The production ends with this song, “Do you love me?” by Nick Cave and the Bad Seeds. It’s the question we all ask the universe, God, Spirit, higher power, lifeforce, our parents, partners, our children, our selves. And we want to know the answer is yes. So, “yes,” I say – for my part, yes to you all, as much as I can, at least intermittently if not unconditionally, I love you. And as for God and the universe, we hope the answer is “yes.” And somedays we know, we believe.
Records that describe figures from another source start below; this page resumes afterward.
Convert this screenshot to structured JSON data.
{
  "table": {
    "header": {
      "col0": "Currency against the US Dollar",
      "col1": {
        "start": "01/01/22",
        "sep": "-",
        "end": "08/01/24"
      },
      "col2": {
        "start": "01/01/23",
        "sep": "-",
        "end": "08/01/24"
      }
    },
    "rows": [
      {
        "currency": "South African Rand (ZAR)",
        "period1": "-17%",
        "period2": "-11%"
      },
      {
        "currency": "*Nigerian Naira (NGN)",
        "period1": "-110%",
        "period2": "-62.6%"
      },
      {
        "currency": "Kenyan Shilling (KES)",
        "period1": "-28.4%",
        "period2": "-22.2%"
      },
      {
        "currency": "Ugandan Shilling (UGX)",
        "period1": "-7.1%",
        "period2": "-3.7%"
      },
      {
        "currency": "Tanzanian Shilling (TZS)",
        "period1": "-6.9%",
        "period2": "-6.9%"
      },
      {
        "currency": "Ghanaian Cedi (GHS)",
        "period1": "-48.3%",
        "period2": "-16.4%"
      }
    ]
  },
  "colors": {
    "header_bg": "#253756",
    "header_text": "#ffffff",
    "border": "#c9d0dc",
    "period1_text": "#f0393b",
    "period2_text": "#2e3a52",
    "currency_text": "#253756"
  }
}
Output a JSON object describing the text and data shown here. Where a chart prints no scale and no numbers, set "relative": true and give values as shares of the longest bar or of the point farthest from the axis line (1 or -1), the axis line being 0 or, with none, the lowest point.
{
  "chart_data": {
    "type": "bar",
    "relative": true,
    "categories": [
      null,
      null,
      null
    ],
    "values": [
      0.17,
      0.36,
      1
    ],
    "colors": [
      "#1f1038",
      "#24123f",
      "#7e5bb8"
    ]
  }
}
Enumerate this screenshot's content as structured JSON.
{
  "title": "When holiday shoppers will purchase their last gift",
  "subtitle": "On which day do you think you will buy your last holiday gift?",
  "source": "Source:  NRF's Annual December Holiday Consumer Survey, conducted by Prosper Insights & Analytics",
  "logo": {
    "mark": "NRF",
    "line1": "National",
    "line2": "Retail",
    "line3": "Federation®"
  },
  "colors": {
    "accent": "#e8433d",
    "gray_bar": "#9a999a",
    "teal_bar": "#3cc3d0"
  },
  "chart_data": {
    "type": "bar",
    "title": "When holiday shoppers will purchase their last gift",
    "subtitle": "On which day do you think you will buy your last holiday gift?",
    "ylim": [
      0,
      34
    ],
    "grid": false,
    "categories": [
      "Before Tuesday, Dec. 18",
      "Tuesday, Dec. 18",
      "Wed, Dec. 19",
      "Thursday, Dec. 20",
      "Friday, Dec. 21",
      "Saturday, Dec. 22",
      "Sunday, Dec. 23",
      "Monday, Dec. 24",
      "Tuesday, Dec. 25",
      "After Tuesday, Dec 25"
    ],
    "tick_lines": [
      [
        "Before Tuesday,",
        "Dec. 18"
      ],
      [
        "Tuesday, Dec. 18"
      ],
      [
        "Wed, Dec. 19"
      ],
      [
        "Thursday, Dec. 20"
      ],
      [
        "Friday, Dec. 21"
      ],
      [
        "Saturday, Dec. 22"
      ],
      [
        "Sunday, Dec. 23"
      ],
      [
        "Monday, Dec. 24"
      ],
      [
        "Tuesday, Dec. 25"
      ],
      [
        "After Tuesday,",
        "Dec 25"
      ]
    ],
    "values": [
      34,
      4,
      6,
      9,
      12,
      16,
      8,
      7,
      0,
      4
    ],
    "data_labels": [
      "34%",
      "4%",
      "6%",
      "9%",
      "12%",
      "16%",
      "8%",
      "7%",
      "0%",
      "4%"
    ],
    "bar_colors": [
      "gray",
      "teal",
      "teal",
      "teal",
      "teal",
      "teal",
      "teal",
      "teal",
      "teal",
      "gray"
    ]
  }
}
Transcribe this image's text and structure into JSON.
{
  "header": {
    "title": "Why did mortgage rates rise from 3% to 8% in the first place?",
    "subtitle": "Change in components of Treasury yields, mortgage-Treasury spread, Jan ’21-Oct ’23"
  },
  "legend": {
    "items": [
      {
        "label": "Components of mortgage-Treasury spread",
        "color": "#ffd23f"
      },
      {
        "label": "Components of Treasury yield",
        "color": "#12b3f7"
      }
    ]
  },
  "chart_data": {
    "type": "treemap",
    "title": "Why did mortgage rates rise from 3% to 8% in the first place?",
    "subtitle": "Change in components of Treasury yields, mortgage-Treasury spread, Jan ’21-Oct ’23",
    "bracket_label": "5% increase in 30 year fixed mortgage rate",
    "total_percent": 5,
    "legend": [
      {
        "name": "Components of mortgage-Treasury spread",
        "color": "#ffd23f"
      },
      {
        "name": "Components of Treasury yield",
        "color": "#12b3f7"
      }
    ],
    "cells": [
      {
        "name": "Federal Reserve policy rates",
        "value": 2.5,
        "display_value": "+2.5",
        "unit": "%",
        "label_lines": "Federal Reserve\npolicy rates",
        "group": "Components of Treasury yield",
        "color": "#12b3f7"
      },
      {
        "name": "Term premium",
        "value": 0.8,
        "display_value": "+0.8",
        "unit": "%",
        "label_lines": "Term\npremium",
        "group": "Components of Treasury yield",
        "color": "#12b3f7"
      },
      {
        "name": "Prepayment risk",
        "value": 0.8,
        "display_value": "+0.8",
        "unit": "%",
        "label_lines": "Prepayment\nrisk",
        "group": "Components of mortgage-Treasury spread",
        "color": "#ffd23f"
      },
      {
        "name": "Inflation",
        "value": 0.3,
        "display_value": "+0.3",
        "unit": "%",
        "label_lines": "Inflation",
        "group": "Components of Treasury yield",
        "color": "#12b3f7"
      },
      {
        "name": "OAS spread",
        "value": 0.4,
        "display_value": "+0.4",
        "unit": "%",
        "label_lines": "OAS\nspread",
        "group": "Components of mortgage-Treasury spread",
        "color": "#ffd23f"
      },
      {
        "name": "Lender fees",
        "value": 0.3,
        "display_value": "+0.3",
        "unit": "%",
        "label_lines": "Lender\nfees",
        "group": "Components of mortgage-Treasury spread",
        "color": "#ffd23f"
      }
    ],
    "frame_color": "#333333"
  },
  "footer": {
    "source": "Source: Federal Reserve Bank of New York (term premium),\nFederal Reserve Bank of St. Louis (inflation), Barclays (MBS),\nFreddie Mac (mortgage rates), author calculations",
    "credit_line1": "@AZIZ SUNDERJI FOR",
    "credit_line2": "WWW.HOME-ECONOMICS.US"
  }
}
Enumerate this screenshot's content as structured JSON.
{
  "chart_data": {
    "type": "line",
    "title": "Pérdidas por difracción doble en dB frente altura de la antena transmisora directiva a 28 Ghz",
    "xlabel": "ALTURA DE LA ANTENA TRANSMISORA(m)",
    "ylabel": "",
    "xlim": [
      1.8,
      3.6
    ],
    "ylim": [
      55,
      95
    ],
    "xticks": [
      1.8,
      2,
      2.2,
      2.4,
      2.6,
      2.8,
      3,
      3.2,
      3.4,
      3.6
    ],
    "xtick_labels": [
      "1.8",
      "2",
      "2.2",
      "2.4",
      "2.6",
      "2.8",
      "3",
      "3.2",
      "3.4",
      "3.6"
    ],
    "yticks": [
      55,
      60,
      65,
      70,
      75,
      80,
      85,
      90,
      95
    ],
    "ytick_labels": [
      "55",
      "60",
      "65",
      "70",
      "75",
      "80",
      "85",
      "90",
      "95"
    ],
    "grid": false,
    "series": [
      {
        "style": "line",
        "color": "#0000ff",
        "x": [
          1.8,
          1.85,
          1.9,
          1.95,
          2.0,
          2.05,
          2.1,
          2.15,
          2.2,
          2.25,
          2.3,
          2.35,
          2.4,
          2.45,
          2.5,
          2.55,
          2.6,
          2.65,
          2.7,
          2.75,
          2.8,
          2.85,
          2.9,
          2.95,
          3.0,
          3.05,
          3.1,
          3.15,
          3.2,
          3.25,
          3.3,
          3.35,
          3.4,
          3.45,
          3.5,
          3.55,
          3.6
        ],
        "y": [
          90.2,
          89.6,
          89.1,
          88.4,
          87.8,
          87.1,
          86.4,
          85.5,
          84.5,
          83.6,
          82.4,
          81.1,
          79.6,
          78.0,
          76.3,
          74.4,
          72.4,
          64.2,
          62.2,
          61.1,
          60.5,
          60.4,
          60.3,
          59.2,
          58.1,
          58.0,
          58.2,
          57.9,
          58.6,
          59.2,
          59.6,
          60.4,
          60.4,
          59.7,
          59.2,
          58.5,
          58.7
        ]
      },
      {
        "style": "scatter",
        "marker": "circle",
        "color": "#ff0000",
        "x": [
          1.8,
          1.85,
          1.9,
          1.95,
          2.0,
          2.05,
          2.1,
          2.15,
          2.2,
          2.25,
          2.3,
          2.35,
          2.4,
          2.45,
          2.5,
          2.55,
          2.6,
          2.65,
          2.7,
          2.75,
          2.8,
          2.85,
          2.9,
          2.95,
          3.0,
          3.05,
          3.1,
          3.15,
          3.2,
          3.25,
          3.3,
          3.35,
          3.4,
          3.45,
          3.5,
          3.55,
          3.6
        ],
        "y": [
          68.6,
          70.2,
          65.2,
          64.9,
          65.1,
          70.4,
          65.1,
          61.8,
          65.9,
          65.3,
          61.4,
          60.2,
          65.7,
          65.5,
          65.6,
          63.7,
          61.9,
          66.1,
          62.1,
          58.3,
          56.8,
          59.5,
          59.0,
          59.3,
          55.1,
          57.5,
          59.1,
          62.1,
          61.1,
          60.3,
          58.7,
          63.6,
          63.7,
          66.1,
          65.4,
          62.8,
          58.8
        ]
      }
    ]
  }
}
A Vow of Thanks, as the printed program suggests, is a fruitful ending for this pilgrimage. We began our Open Eye adventure at twilight, entered the darkness, and left, perhaps, awaiting the dawn, more ready, more refreshed, the dawn that enfolds both Dark and Light.

“I see…the priceless day and the dark sacred night, and I think to myself, what a wonderful world.” Louis Armstrong

“Refreshments” is complex, innovative, dense and deep, audacious. Something very real here. The only thing missing for me was an after-show conversation, maybe a panel: rabbi/minister/theologian, psychologist, hospice nurse, new age spiritual teacher, “can-do” motivational speaker, someone with cancer or mental illness…. Imagine the dialogue!

“Help us to be ever faithful gardeners of the spirit, who know that without darkness nothing comes to birth, and without light nothing flowers.” May Sarton

The multi-talented Sommers was a 2009 recipient of the Bush Enduring Vision Award.